Une littérature théorique et empirique abondante est consacrée à
l’examen des déterminants de la structure du capital. Les études
pionnières de Hirigoyen (1982) sur le comportement en matière de
décision de financement des PME familiales et de Pettit et Singer
(1985) ont étendu le champ d’investigation relatif aux déterminants de
la structure du capital. Par la suite, un ensemble de travaux empiriques
a été mené (Van Der Wijst (1989) pour les Pays-Bas, Chittenden et al
(1996), Jordan et al (1998), Michaelas et al. (1999) et Hall et al.
(2000) en Angleterre, Sogorb-Mira (2005) en Espagne, Cassar et
Holmes (2003) en Australie). D’autres ont prolongé ces travaux en
considérant les caractéristiques sectorielles. Holmes et Kent (1991)
exploitent une base de données d’entreprises australiennes du secteur
de la métallurgie.

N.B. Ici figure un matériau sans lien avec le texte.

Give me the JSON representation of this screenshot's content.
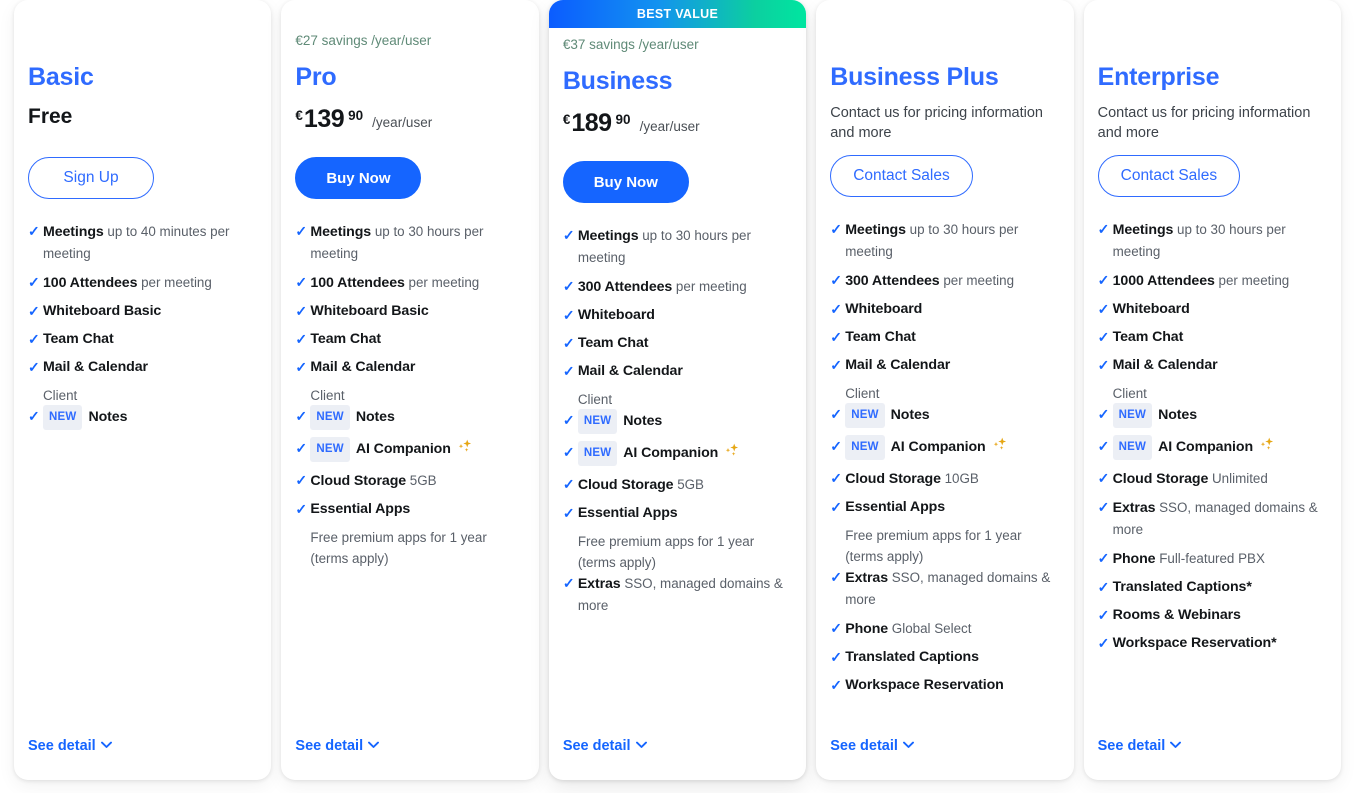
{
  "ui": {
    "best_value_label": "BEST VALUE",
    "see_detail_label": "See detail",
    "chevron_icon": "⌄",
    "check_icon": "✓",
    "new_badge": "NEW",
    "free_label": "Free",
    "currency": "€",
    "cents_pro": "90",
    "cents_business": "90"
  },
  "colors": {
    "accent_blue": "#1565ff",
    "heading_blue": "#2f6bff",
    "savings_green": "#5f8a77",
    "ribbon_start": "#0b5cff",
    "ribbon_end": "#00e6a0",
    "sparkle_gold": "#e6a612",
    "badge_bg": "#eceff5"
  },
  "plans": [
    {
      "name": "Basic",
      "savings": "",
      "price_type": "free",
      "price_free": "Free",
      "currency": "€",
      "amount": "",
      "cents": "",
      "period": "",
      "contact_note": "",
      "cta_label": "Sign Up",
      "cta_style": "outline",
      "featured": false,
      "features": [
        {
          "label": "Meetings",
          "desc": " up to 40 minutes per meeting",
          "sub": "",
          "new": false,
          "sparkle": false
        },
        {
          "label": "100 Attendees",
          "desc": " per meeting",
          "sub": "",
          "new": false,
          "sparkle": false
        },
        {
          "label": "Whiteboard Basic",
          "desc": "",
          "sub": "",
          "new": false,
          "sparkle": false
        },
        {
          "label": "Team Chat",
          "desc": "",
          "sub": "",
          "new": false,
          "sparkle": false
        },
        {
          "label": "Mail & Calendar",
          "desc": "",
          "sub": "Client",
          "new": false,
          "sparkle": false
        },
        {
          "label": "Notes",
          "desc": "",
          "sub": "",
          "new": true,
          "sparkle": false
        }
      ]
    },
    {
      "name": "Pro",
      "savings": "€27 savings /year/user",
      "price_type": "amount",
      "price_free": "",
      "currency": "€",
      "amount": "139",
      "cents": "90",
      "period": "/year/user",
      "contact_note": "",
      "cta_label": "Buy Now",
      "cta_style": "solid",
      "featured": false,
      "features": [
        {
          "label": "Meetings",
          "desc": " up to 30 hours per meeting",
          "sub": "",
          "new": false,
          "sparkle": false
        },
        {
          "label": "100 Attendees",
          "desc": " per meeting",
          "sub": "",
          "new": false,
          "sparkle": false
        },
        {
          "label": "Whiteboard Basic",
          "desc": "",
          "sub": "",
          "new": false,
          "sparkle": false
        },
        {
          "label": "Team Chat",
          "desc": "",
          "sub": "",
          "new": false,
          "sparkle": false
        },
        {
          "label": "Mail & Calendar",
          "desc": "",
          "sub": "Client",
          "new": false,
          "sparkle": false
        },
        {
          "label": "Notes",
          "desc": "",
          "sub": "",
          "new": true,
          "sparkle": false
        },
        {
          "label": "AI Companion",
          "desc": "",
          "sub": "",
          "new": true,
          "sparkle": true
        },
        {
          "label": "Cloud Storage",
          "desc": " 5GB",
          "sub": "",
          "new": false,
          "sparkle": false
        },
        {
          "label": "Essential Apps",
          "desc": "",
          "sub": "Free premium apps for 1 year (terms apply)",
          "new": false,
          "sparkle": false
        }
      ]
    },
    {
      "name": "Business",
      "savings": "€37 savings /year/user",
      "price_type": "amount",
      "price_free": "",
      "currency": "€",
      "amount": "189",
      "cents": "90",
      "period": "/year/user",
      "contact_note": "",
      "cta_label": "Buy Now",
      "cta_style": "solid",
      "featured": true,
      "features": [
        {
          "label": "Meetings",
          "desc": " up to 30 hours per meeting",
          "sub": "",
          "new": false,
          "sparkle": false
        },
        {
          "label": "300 Attendees",
          "desc": " per meeting",
          "sub": "",
          "new": false,
          "sparkle": false
        },
        {
          "label": "Whiteboard",
          "desc": "",
          "sub": "",
          "new": false,
          "sparkle": false
        },
        {
          "label": "Team Chat",
          "desc": "",
          "sub": "",
          "new": false,
          "sparkle": false
        },
        {
          "label": "Mail & Calendar",
          "desc": "",
          "sub": "Client",
          "new": false,
          "sparkle": false
        },
        {
          "label": "Notes",
          "desc": "",
          "sub": "",
          "new": true,
          "sparkle": false
        },
        {
          "label": "AI Companion",
          "desc": "",
          "sub": "",
          "new": true,
          "sparkle": true
        },
        {
          "label": "Cloud Storage",
          "desc": " 5GB",
          "sub": "",
          "new": false,
          "sparkle": false
        },
        {
          "label": "Essential Apps",
          "desc": "",
          "sub": "Free premium apps for 1 year (terms apply)",
          "new": false,
          "sparkle": false
        },
        {
          "label": "Extras",
          "desc": " SSO, managed domains & more",
          "sub": "",
          "new": false,
          "sparkle": false
        }
      ]
    },
    {
      "name": "Business Plus",
      "savings": "",
      "price_type": "contact",
      "price_free": "",
      "currency": "€",
      "amount": "",
      "cents": "",
      "period": "",
      "contact_note": "Contact us for pricing information and more",
      "cta_label": "Contact Sales",
      "cta_style": "outline",
      "featured": false,
      "features": [
        {
          "label": "Meetings",
          "desc": " up to 30 hours per meeting",
          "sub": "",
          "new": false,
          "sparkle": false
        },
        {
          "label": "300 Attendees",
          "desc": " per meeting",
          "sub": "",
          "new": false,
          "sparkle": false
        },
        {
          "label": "Whiteboard",
          "desc": "",
          "sub": "",
          "new": false,
          "sparkle": false
        },
        {
          "label": "Team Chat",
          "desc": "",
          "sub": "",
          "new": false,
          "sparkle": false
        },
        {
          "label": "Mail & Calendar",
          "desc": "",
          "sub": "Client",
          "new": false,
          "sparkle": false
        },
        {
          "label": "Notes",
          "desc": "",
          "sub": "",
          "new": true,
          "sparkle": false
        },
        {
          "label": "AI Companion",
          "desc": "",
          "sub": "",
          "new": true,
          "sparkle": true
        },
        {
          "label": "Cloud Storage",
          "desc": " 10GB",
          "sub": "",
          "new": false,
          "sparkle": false
        },
        {
          "label": "Essential Apps",
          "desc": "",
          "sub": "Free premium apps for 1 year (terms apply)",
          "new": false,
          "sparkle": false
        },
        {
          "label": "Extras",
          "desc": " SSO, managed domains & more",
          "sub": "",
          "new": false,
          "sparkle": false
        },
        {
          "label": "Phone",
          "desc": " Global Select",
          "sub": "",
          "new": false,
          "sparkle": false
        },
        {
          "label": "Translated Captions",
          "desc": "",
          "sub": "",
          "new": false,
          "sparkle": false
        },
        {
          "label": "Workspace Reservation",
          "desc": "",
          "sub": "",
          "new": false,
          "sparkle": false
        }
      ]
    },
    {
      "name": "Enterprise",
      "savings": "",
      "price_type": "contact",
      "price_free": "",
      "currency": "€",
      "amount": "",
      "cents": "",
      "period": "",
      "contact_note": "Contact us for pricing information and more",
      "cta_label": "Contact Sales",
      "cta_style": "outline",
      "featured": false,
      "features": [
        {
          "label": "Meetings",
          "desc": " up to 30 hours per meeting",
          "sub": "",
          "new": false,
          "sparkle": false
        },
        {
          "label": "1000 Attendees",
          "desc": " per meeting",
          "sub": "",
          "new": false,
          "sparkle": false
        },
        {
          "label": "Whiteboard",
          "desc": "",
          "sub": "",
          "new": false,
          "sparkle": false
        },
        {
          "label": "Team Chat",
          "desc": "",
          "sub": "",
          "new": false,
          "sparkle": false
        },
        {
          "label": "Mail & Calendar",
          "desc": "",
          "sub": "Client",
          "new": false,
          "sparkle": false
        },
        {
          "label": "Notes",
          "desc": "",
          "sub": "",
          "new": true,
          "sparkle": false
        },
        {
          "label": "AI Companion",
          "desc": "",
          "sub": "",
          "new": true,
          "sparkle": true
        },
        {
          "label": "Cloud Storage",
          "desc": " Unlimited",
          "sub": "",
          "new": false,
          "sparkle": false
        },
        {
          "label": "Extras",
          "desc": " SSO, managed domains & more",
          "sub": "",
          "new": false,
          "sparkle": false
        },
        {
          "label": "Phone",
          "desc": " Full-featured PBX",
          "sub": "",
          "new": false,
          "sparkle": false
        },
        {
          "label": "Translated Captions*",
          "desc": "",
          "sub": "",
          "new": false,
          "sparkle": false
        },
        {
          "label": "Rooms & Webinars",
          "desc": "",
          "sub": "",
          "new": false,
          "sparkle": false
        },
        {
          "label": "Workspace Reservation*",
          "desc": "",
          "sub": "",
          "new": false,
          "sparkle": false
        }
      ]
    }
  ]
}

Plus récemment, Magri (2007) compare les
structures financières des grandes sociétés et des PME italiennes du
secteur des technologies.
Ces articles traitant de la structure du capital des PME sont fondés
principalement sur les préceptes de la théorie du financement
hiérarchisé (pecking order) et de la théorie du ratio d’endettement
optimal (static trade-off). A l’instar de cette littérature empirique, une
analyse de régression multivariée est déployée dans cet article, en
considérant d’une part, des variables à expliquer relatives à différents
niveaux d’endettement (endettement global, à long-terme et à court-
terme), et d’autre part, des variables explicatives, notamment la
croissance, la tangibilité, la taille, la volatilité. Ces variables découlent
des deux principales théories évoquées précédemment.
Cette recherche exploite un échantillon de 539 PME-années
examinées sur une période de 4 ans (2003-2006). Elle aboutit à des
résultats singuliers. En particulier, ces entreprises rencontrent des
difficultés à s’endetter même si la dette doit servir à financer des actifs
corporels. En revanche, l’accès au crédit devient possible lorsque la
croissance des résultats nets est avérée. Au final, les prédictions de la
théorie du financement hiérarchisé sont corroborées. En effet, les
dirigeants de ces entreprises ont massivement recours aux capitaux
propres peut-être plus par nécessité que par choix stratégique. Plus
généralement, ces résultats peuvent intéresser les chercheurs et les
professionnels de la scène financière en contribuant à une meilleure
compréhension de la politique de financement des PME du secteur
TIC. Ils peuvent également être utilisés par les autorités
gouvernementales dans une période ou le financement des PME revêt
une importance majeure pour l’Etat français (Aubier and Cherbonnier,
2007).
STRUCTURE DE FINANCEMENT DES PME FRANÇAISES DU SECTEUR TIC 45

La suite de cet article est organisée comme suit : la section 2


rappelle, d’une part, les principaux fondements théoriques, et fait
d’autre part un état des lieux des principales études empiriques traitant
des déterminants de la structure du capital des PME. La section 3
présente les données utilisées ainsi que la méthodologie déployée dans
cette étude. La section 4 présente les résultats empiriques obtenus.
Enfin, la section 5 tient lieu de conclusion.
2. – Cadre théorique et Revue de la littérature

Les travaux antérieurs ont identifié plusieurs variables explicatives


de la structure du capital. Néanmoins, ces études ne se fondent pas sur
les mêmes cadres théoriques et par conséquent n’emploient pas les
mêmes méthodologies statistiques. En outre, elles portent notamment
sur des entreprises de taille et de forme juridique différentes
(entreprises cotées, entreprises familiales, PME). Il convient dès lors
de présenter les théories employées dans cet article, ainsi que les
principales études empiriques visant à caractériser les déterminants de
la structure du capital des PME dans leur ensemble et des PME du
secteur des TIC en particulier. On mobilise conjointement la théorie
du ratio d’endettement optimal et la théorie du financement
hiérarchisé, afin de déduire un ensemble de déterminants de la
structure du capital des PME du secteur TIC.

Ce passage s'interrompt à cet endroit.